Frisia (or more commonly "Friesland") is a region along the southeastern coasts of the North Sea. Frisia extends from the northeastern Netherlands to southwestern Denmark. Western Frisia is roughly identical with the Dutch province of Friesland, the northern portion of North Holland Province and also modern Groningen Province, though the Western Frisian language is only spoken in the first.

Eastern Frisia (German Ostfriesland) includes areas located in the northwest of the German state of Lower Saxony, including the districts of Aurich, Leer, Wittmund and Friesland, as well as the district-free towns of Emden and Wilhelmshaven.

The portions of Frisia within the state of Schleswig-Holstein are called Nordfriesland and stretch along the coast, and including also the coastal islands islands from the River Eider to the border of Denmark in the north. It is coterminous with the Schleswig-Holstein district of the same name. The island of Helgoland (Eng. 'Helligoland' and Nrth. Fries. 'Lun', is also part of traditional 'Northern Frisia').

The West Frisian Islands, the East Frisian Islands and previously noted North Frisian Islands stretch along the entirety of the Frisian coast.
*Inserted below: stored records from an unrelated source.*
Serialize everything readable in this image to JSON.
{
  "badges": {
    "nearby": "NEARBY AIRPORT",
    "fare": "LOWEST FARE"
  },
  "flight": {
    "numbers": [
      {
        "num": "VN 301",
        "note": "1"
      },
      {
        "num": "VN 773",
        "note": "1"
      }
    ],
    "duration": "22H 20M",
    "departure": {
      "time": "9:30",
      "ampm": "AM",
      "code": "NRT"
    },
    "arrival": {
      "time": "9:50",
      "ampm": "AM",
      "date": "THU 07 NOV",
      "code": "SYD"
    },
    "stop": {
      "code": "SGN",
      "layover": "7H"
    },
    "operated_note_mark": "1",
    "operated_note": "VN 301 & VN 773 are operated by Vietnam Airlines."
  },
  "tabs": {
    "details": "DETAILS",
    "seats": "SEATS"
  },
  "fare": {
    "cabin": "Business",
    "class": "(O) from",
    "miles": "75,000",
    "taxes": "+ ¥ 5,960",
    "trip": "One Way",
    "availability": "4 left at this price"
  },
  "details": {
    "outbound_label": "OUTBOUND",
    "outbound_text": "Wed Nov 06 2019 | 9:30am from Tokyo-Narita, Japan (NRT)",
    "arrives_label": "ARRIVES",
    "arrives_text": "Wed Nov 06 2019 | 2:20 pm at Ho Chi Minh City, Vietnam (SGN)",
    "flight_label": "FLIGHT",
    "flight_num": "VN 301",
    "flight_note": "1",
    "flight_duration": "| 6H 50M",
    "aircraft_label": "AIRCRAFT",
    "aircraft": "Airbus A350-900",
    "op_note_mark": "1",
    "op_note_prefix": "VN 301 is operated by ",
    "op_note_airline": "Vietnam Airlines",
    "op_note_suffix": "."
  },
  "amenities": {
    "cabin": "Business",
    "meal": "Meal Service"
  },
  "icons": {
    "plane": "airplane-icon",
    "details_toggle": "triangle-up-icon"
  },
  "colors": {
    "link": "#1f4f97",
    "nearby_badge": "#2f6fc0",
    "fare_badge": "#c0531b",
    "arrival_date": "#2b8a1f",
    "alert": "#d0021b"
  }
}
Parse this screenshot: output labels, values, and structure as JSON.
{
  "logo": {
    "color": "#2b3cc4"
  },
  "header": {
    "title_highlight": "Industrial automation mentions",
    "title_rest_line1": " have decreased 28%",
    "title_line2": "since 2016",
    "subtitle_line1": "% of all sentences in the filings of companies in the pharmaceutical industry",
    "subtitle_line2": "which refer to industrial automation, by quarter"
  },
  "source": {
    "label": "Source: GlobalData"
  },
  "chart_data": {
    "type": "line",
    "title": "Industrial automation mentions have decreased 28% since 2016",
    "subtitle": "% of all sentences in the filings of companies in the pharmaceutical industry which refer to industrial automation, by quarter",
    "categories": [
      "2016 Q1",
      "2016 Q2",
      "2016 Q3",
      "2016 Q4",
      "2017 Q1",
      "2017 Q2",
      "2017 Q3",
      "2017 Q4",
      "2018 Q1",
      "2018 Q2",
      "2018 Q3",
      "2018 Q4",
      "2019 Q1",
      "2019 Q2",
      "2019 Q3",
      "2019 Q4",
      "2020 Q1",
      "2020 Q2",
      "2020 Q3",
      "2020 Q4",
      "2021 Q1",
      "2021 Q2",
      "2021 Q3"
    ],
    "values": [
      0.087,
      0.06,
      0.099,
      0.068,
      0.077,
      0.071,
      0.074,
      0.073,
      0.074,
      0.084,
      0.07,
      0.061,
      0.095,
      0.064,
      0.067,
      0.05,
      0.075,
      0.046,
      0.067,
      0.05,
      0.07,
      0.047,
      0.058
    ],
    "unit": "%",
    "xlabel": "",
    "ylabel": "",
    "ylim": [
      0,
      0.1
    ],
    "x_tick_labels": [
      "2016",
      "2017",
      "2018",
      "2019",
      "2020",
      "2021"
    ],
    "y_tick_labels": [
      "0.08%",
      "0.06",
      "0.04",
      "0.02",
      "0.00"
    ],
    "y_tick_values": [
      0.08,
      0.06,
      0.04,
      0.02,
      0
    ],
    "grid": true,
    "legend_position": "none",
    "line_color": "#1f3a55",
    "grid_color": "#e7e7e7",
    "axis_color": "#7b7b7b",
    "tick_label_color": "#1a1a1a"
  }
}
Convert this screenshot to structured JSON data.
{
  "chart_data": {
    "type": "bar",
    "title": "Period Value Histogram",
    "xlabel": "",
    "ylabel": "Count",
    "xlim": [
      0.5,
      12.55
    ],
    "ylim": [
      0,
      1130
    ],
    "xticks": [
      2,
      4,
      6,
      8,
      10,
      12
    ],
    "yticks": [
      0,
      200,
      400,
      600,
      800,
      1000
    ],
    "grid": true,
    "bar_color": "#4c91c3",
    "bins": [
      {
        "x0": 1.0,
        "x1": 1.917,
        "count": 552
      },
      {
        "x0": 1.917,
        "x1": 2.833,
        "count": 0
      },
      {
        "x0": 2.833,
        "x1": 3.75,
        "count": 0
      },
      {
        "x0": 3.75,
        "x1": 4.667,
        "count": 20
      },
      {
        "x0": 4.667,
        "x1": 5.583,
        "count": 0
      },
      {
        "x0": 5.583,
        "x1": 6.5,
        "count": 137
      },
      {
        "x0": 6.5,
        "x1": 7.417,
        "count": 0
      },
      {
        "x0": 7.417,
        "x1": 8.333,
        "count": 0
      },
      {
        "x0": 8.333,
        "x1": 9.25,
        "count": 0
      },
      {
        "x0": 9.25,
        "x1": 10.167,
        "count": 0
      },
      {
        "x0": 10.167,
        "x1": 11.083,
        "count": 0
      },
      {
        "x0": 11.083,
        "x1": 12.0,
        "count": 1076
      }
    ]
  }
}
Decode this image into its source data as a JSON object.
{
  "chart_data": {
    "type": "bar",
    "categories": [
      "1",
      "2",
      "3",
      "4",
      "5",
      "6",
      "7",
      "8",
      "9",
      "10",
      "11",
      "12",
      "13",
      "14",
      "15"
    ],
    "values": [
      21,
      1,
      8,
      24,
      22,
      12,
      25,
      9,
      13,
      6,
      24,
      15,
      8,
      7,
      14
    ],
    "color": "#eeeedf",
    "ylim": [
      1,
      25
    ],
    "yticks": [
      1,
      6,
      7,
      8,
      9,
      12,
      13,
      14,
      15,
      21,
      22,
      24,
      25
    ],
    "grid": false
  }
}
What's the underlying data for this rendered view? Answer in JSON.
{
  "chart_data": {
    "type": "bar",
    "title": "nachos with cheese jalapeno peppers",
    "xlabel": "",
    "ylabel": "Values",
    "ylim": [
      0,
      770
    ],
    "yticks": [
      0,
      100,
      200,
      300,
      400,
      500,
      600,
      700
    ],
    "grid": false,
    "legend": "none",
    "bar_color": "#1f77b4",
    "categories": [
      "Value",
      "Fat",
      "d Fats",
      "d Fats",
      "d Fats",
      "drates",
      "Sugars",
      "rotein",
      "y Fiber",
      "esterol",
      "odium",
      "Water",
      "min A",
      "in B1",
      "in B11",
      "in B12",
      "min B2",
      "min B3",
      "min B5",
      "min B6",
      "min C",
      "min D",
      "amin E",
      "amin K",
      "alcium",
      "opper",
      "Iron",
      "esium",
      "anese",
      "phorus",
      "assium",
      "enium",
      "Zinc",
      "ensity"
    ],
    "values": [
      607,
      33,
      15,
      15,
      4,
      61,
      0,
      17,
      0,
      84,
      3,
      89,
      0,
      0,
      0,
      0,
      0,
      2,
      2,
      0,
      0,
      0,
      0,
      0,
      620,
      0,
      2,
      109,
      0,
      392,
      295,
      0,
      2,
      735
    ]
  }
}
A half million Frisians of Friesland or Fryslan province in the Netherlands speak the Frisian language. Several thousand more Frisian language speakers, speaking a collection of dialects often unintelligible with each other and certainly unintelligible with forms spoken beyond Nordfriesland, are to be found in Nordfriesland in Germany, while a small number of speakers of the Sater-Frisian language are located in four villages of Lower Saxony in the Saterland region of Cloppenburg county, just beyond the boundaries of traditional East Frisia.